A clone of brownish puffballs appeared on the mulched trail west of the spruce plot in the East Woods this week. On Wednesday they were still moist inside but furry, a few towards the center of the clone dispersing spores. Pressure builds as you squeeze them, then a pore splits open at the center of the puffball and a tiny jet of spores shoots out, then flattens into a plume before it wafts away. They were covered with gnats. By Friday, the clone had gone completely to dust. Beneath a wood nettle in the spruce plot, I found an exquisite cup fungus that I haven’t identified. Reaching for it, I brushed against the wood nettle, and the back of my hand stung ferociously. My go-to plant in this case is usually jewelweed (Impatiens), the juice of which is a balm for nettle stings, but the plants have become so woody and dried out that you can not use them effectively for this any longer. Later, I popped a jewelweed flower into my mouth–the nectar spurs are delicious–only to find a tiny bee inside that stung the inside of my lip.

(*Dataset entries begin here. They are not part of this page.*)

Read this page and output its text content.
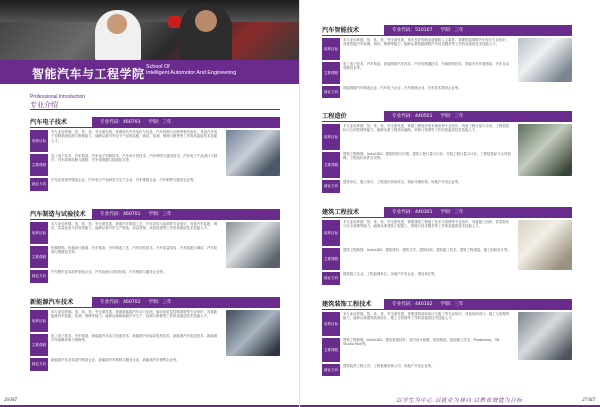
智能汽车与工程学院 School Of
Intelligent Automotor And Engineering
Professional Introduction
专业介绍
汽车电子技术	专业代码：460703 学制：三年
培养目标
本专业培养德、智、体、美、劳全面发展，掌握现代汽车电控与信息、汽车控制与诊断等相关知识，具备汽车电子控制系统检测与维修能力，能够从事汽车电子产品的装配、调试、检测、维修与销售等工作的高素质技术技能人才。
主要课程
电工电子技术、汽车构造、汽车电子控制技术、汽车单片机技术、汽车网络与通讯技术、汽车电子产品设计与制作、汽车故障诊断与排除、汽车传感器与检测技术等。
就业方向
汽车及零部件制造企业、汽车电子产品研发与生产企业、汽车维修企业、汽车销售与服务企业等。
汽车制造与试验技术	专业代码：460701 学制：三年
培养目标
本专业培养德、智、体、美、劳全面发展，掌握汽车制造工艺、汽车试验与检测等专业知识，具备汽车装配、调试、质量检验与试验等能力，能够从事汽车生产制造、质量管理、试验检测等工作的高素质技术技能人才。
主要课程
机械制图、机械设计基础、汽车构造、汽车制造工艺、汽车试验技术、汽车质量检验、汽车装配与调试、汽车检测与维修技术等。
就业方向
汽车整车及零部件制造企业、汽车检测与试验机构、汽车维修与服务企业等。
新能源汽车技术	专业代码：460702 学制：三年
培养目标
本专业培养德、智、体、美、劳全面发展，掌握新能源汽车动力电池、驱动电机及控制系统等专业知识，具备新能源汽车装配、检测、维修等能力，能够从事新能源汽车生产、检测与维修等工作的高素质技术技能人才。
主要课程
电工电子技术、汽车构造、新能源汽车动力电池技术、新能源汽车驱动电机技术、新能源汽车电控技术、新能源汽车故障诊断与维修等。
就业方向
新能源汽车及零部件制造企业、新能源汽车维修与服务企业、新能源汽车销售企业等。
26/SIT
汽车智能技术	专业代码：510107 学制：三年
培养目标
本专业培养德、智、体、美、劳全面发展，具有良好的职业道德和人文素养，掌握智能网联汽车相关专业知识，具备智能汽车装调、测试、维修等能力，能够从事智能网联汽车技术服务等工作的高素质技术技能人才。
主要课程
电工电子技术、汽车构造、智能网联汽车技术、汽车传感器技术、车载网络技术、智能汽车环境感知、汽车自动驾驶技术等。
就业方向
智能网联汽车制造企业、汽车电子企业、汽车维修企业、汽车技术服务企业等。
工程造价	专业代码：440501 学制：三年
培养目标
本专业培养德、智、体、美、劳全面发展，掌握工程造价基本理论和专业知识，具备工程计量与计价、工程招投标与合同管理等能力，能够从事工程造价编制、审核与管理等工作的高素质技术技能人才。
主要课程
建筑工程制图、AutoCAD、建筑构造与识图、建筑工程计量与计价、安装工程计量与计价、工程招投标与合同管理、工程造价软件应用等。
就业方向
建设单位、施工单位、工程造价咨询单位、招标代理机构、房地产开发企业等。
建筑工程技术	专业代码：440301 学制：三年
培养目标
本专业培养德、智、体、美、劳全面发展，掌握建筑工程施工技术与管理等专业知识，具备施工组织、质量检验与安全管理等能力，能够从事建筑工程施工、管理与技术服务等工作的高素质技术技能人才。
主要课程
建筑工程制图、AutoCAD、建筑材料、建筑力学、建筑结构、建筑施工技术、建筑工程测量、施工组织设计等。
就业方向
建筑施工企业、工程监理单位、房地产开发企业、建设单位等。
建筑装饰工程技术	专业代码：440102 学制：三年
培养目标
本专业培养德、智、体、美、劳全面发展，掌握建筑装饰设计与施工等专业知识，具备装饰设计、施工与管理等能力，能够从事建筑装饰设计、施工与管理等工作的高素质技术技能人才。
主要课程
建筑工程制图、AutoCAD、建筑装饰材料、室内设计原理、装饰构造、装饰施工技术、Photoshop、3D Studio Max等。
就业方向
建筑装饰工程公司、工程管理咨询公司、房地产开发企业等。
以学生为中心 以就业为导向 以教育增值为目标	27/SIT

In Maple Grove Forest Preserve, orange mycena (Mycena leaiana) has appeared on fallen logs, and after several days of damp heat, white slime molds have erupted on the bare soil trails like clumps of white flour wetted by the week’s rain. Wild leek (Allium tricoccum) fruits are perched atop the withered calices, as shiny as black ceramic beads. Doll’s eye (Actaea pachypoda) berries have dried out, some blackened on the plants. The soil is crumbly with earthwork droppings under the skeletons of maple leaves. Buckthorn berries are ripe. A great-horned owl called from the forest on my walk through the other night, about 7:30.

Yesterday morning, Rachel and I found several cicadas dead or dying on the sidewalk as we walked to and from the farmer’s market. There were thunderstorms in early morning, and perhaps these were blown from the branches. By 7 p.m., sitting in the front yard, we could hear cicadas all over the neighborhood, and they seemed no quieter than usual despite all the mortality. Rachel suddenly pointed up at the swamp white oak along the tree. It was swarming with little insects that looked like sweat bees. They were in fact brownish-red ants, perhaps 5 mm in length, that appeared to have emerged from the canopy of our tree (though I’m not certain that is where they originated). One flew down to the top of our little free library box, sat still, seemingly stunned, then after 15 seconds regained composure and flew off. Others were doing the same on the hydrangeas, on our lawn chairs, on the table. Many landed in the soil. One I was watching on the soil under our chairs sloughed her wings off against a piece of bark mulch. I have read of ants doing this, but I’d never seen it before. Rachel and I followed them out to the pin oak next door, to the lot across the streets, then back again. A dragonfly darted around overhead, plucking them out of the sky. Where were the nighthawks? They would have been so happy.
As I write this, Rachel has just called me over to the goldenrods in our front yard. They are flowering at last, buzzing with wasps, soldier beetles, flies and bees. When the goldenrods flower, it must be almost September.